С самого приезда в Лондон она не видела Барнаби, но как-то в конце первой недели он подошел к ней и Джерарду на званом вечере леди Чартуэлл.
– А вот и вы! – воскликнул он, оглядывая комнату. – Знаете, город летом не так уж плох: несмотря на жару, он куда более интересен, чем любая проклятая домашняя вечеринка.
– И чью домашнюю вечеринку вы посещали? – заинтересовалась Жаклин.
Барнаби поморщился.
– Сестрицы. И она действительно пригласила эту злосчастную Мелиссу.
– И как же ты сбежал? – спросил Джерард ухмыляясь.
– Потихоньку, под покровом ночи.
Жаклин рассмеялась.
Барнаби прижал руку к сердцу.
– Слово чести!
– Но почему вы уехали? – допрашивала она.
– Гонялся за отцом. Наконец буквально затравил его собаками и потребовал присоединиться ко мне в моем тайном побеге в столицу. По пути в город у него наконец-то нашлось время, чтобы выслушать меня.
– И что ты узнал? – оживился Джерард. Граф Сэнфорд, отец Барнаби, был членом комиссии пэров, надзирающим за только что созданными полицейскими силами Лондона.
Барнаби снова огляделся, желая убедиться, что их не подслушивают.
– Отец считает, что, поскольку ... Кстати, он искренне восхищен твоими талантами. – Он коротко усмехнулся, но, тут же став серьезным, продолжал: – Ближе к делу: он согласился, что мне необходимо потолковать со Стоуксом.
– Кто такой Стоукс? – вставила Жаклин.
– Сыщик ... насколько я понимаю, теперь его должность называется инспектор.

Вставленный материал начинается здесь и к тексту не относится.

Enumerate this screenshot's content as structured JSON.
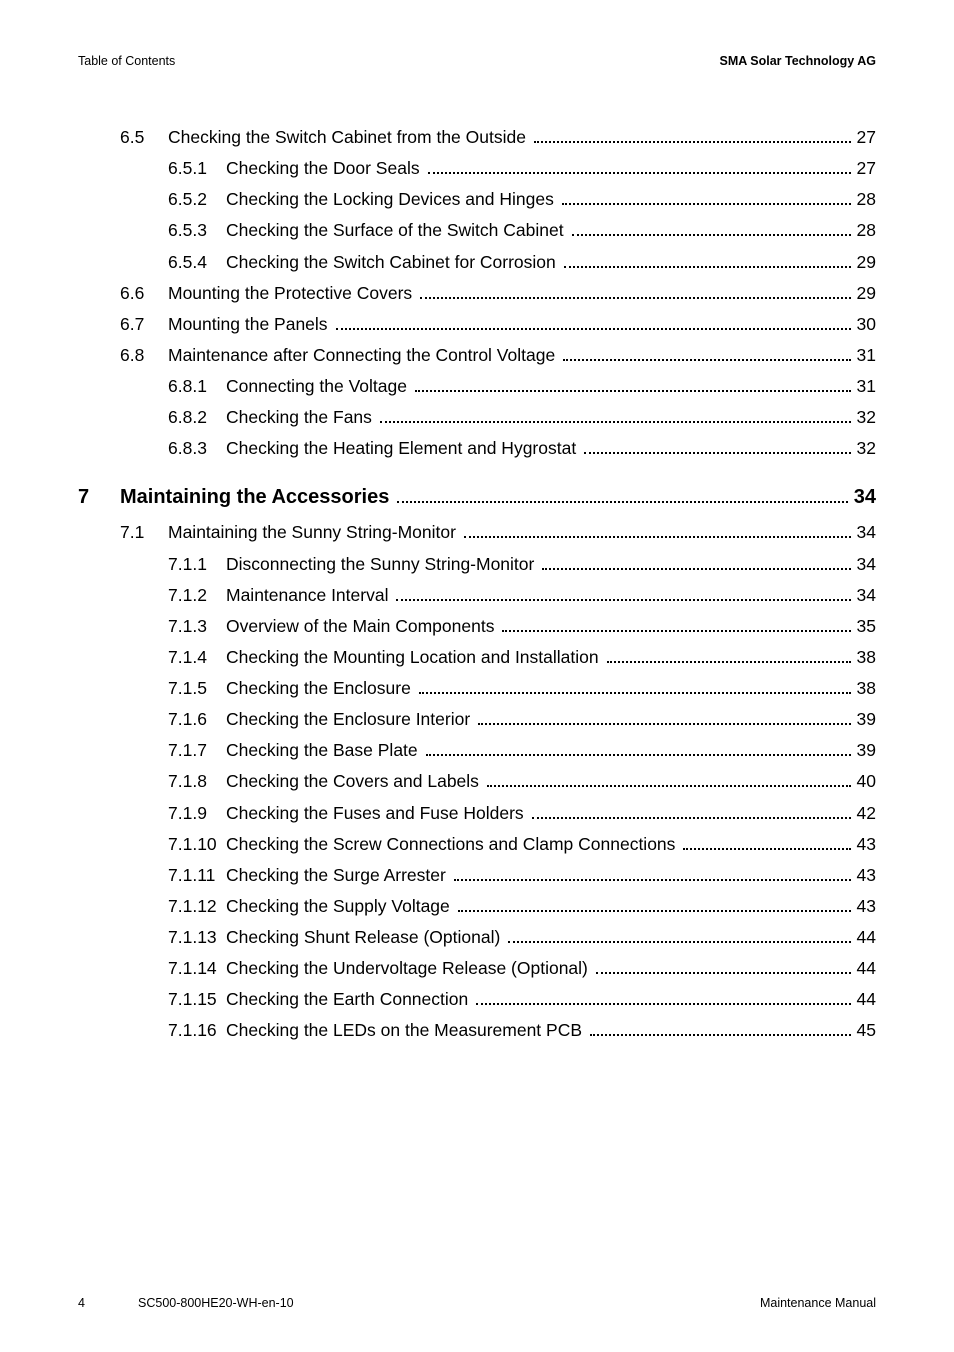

Сделал себе имя на раскрытии таких же сложных преступлений, с которыми имеем дело и мы. Жаклин, я могу поручиться за его осмотрительность, но, поскольку в этот момент мы пока не можем подать официальную жалобу, я надеюсь получить от него указания, в каком направлении вести расследование и как искать убийцу.
Барнаби замолчал и вопросительно уставился на Жаклин. Сообразив, чего он хочет, и почему подошел к ним, Джерард осведомился:
– Надеюсь, ты позволишь, чтобы Барнаби обсудил со Стоуксом все, что мы знаем?
– Разумеется, – кивнула девушка. – Если он может помочь или предположить, кто совершил оба убийства, просто необходимо с ним поговорить.
– Только дай нам знать, что он скажет, – добавил Джерард.
– Еще бы! – усмехнулся Барнаби. – Я не собираюсь возвращаться в Холл, пока портрет не будет закончен. Постараюсь обойти все ловушки. Пошлите за мной, если понадоблюсь.
Откланявшись, он отошел и принялся извиняться перед разочарованной леди Чартуэлл.
Через несколько минут часы на камине ударили десять раз. Джерард подвел Жаклин к хозяйке дома. Они попрощались, и Джерард пустил в ход все свое легендарное обаяние, не потрудившись привести сколько-нибудь веский предлог для ухода.
Леди Чартуэлл улыбнулась, похлопала Жаклин по руке и отпустила обоих. Городской экипаж Джерарда ждал их, и вскоре они уже мчались к студии.